Önleyici Ve Gözetici Rehabilitasyon Dünya Sağlık Teşkilatı ’nün DSÖ “sadece hastalık veya sakatlığın yokluğu değil, fiziksel, ruhsal ve sosyal olarak bütün bir iyilik hali” biçimindeki sağlık tanımı istikametinde, hastalıkların rehabilitasyonu kadar, hastalanmama ya da hastalığa tutulmamayı sağlamak da doktorluğun işlevleri arasında sayılmaktadır.
Şahıslar sağlık meseleleri olduğunda çözüm arayışı içine girmektedirler.Bu çözüm arayışı çağdaş tıptan “ulus tıbbı” olarak adlandırılan usullere spektrum göstermektedir.
Hem sıhhati koruma hem de sağlık meselelerinin çözümü mevzusunda son senelerde gelişmiş ülkelerde de çağdaş tıp dışındaki yollara başvurma seviyesinde bir çoğalış gözlemlenmektedir. Bu yollar genel olarak bitirici veya seçenek tıp TAT olarak adlandırılmaktadır
Yapılan araştırmada Bitkisel rehabilitasyon hakkında hiç balakam yok diyenlerin oranı %6 iken genel olarak bilenlerin oranı %57,9 çıkmıştır. Buna karşılık hiç kullanmayanların oranı %47,2 kumpaslı kullananların oranı ise %9,8 çıkmıştır. Seçenek rehabilitasyon güzergahlarını insanlar ne kadar dinlemiş yada kullanmış olsalarda kumpaslı kullanım oranları çok düşük olduğu gözlenmiştir.
Sosyo -ekonomik olarak bakıldığında bitkisel rehabilitasyon usullerini bayanların erkeklere aranla daha kumpaslı kullandığı anlaşılmıştır.

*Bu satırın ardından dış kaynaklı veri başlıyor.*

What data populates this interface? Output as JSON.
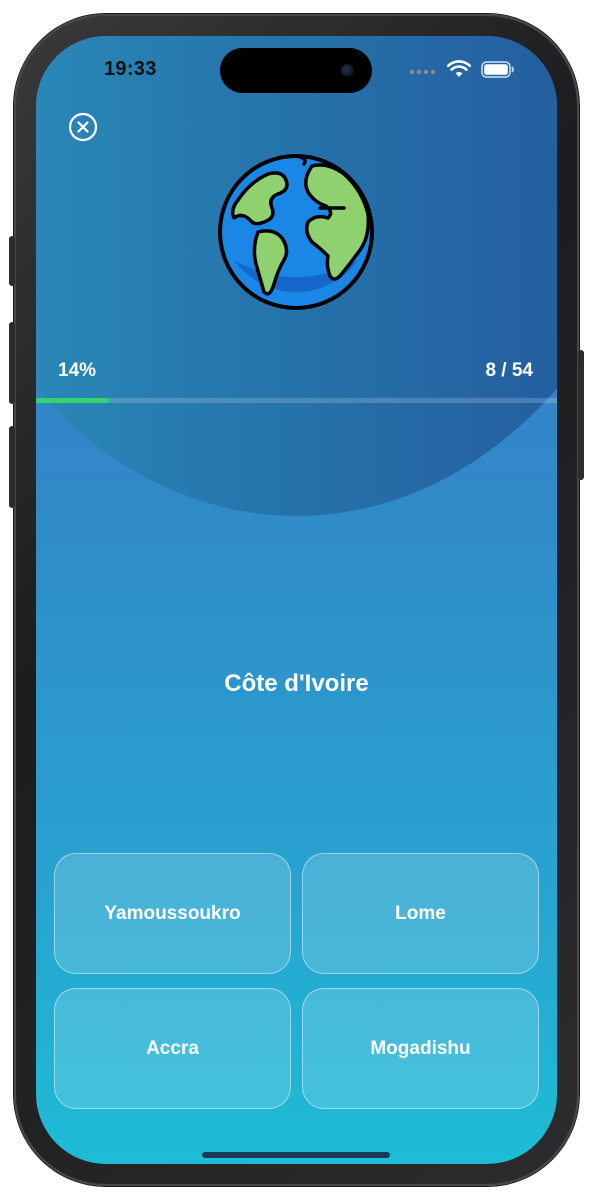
{
  "status_bar": {
    "time": "19:33",
    "icons": [
      "signal-icon",
      "wifi-icon",
      "battery-icon"
    ]
  },
  "quiz": {
    "close_icon": "close-circle-icon",
    "illustration": "globe-icon",
    "progress": {
      "percent_label": "14%",
      "fraction": 0.14,
      "count_label": "8 / 54"
    },
    "question": "Côte d'Ivoire",
    "answers": [
      {
        "label": "Yamoussoukro"
      },
      {
        "label": "Lome"
      },
      {
        "label": "Accra"
      },
      {
        "label": "Mogadishu"
      }
    ]
  },
  "colors": {
    "progress_fill": "#33d46a",
    "background_top": "#3d74c2",
    "background_bottom": "#1ebcd6"
  }
}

TAT usulleri hakkındaki balakalar büyük miktarda kitle bağlantı vasıtalarından, daha az oranda da bu yolları kullanan tanıdıklardan edinilmektedir. Araştırma neticesinde elde edilen alt sosyoekonomik seviyeden şahısların bitkisel rehabilitasyonu “bir zaman” kullandıkları bulgusu da kitle bağlantı vasıtalarının tesirliliğinden hareketle bazı bitkilerin tüketiminin “moda” haline gelmesiyle açıklanabilir.
Gözetici ve önleyici rehabilitasyonun ehemmiyeti nedir?
Hastalığın tanısı konulduktan ve hastalığın belirtileri ortaya çıktıktan sonra rehabilitasyon edildiği ananesel tıbbın aksine gözetici ve önleyici tıp, yaşam stilinizde farklılıklar yapmaya ve hastalığın oluşmasını yasaklamaya katlanır. İnsanlar genellikle gözetici ve önleyici tıbbı es geçmektedir. Zira bu hemen ölçülebilen veya bir güne katlanan bir şey değil.
Gözetici ve önleyici tıp reelleşmemiş bir vakayla ölçülebilir; misalin, hiç yaşamadığınız bir kalp krizi… Yaşınız, orijininiz veya cinsiyetiniz ne olursa olsun korunmaya başlamak için hiçbir zaman geç değildir. Bazı uzmanlara göre sıhhate hasarlı alışkanlıkları bırakmak ve yeni alışkanlıklar edinmek kalp krizi tehlikesini yüzde 80, kanser tehlikesini yüzde 60 ve diyabet tehlikesini yüzde 90 ’a kadar azaltabilir. Bu ciddi bir orandır ve hiç de küçümsenmemesi gerekir.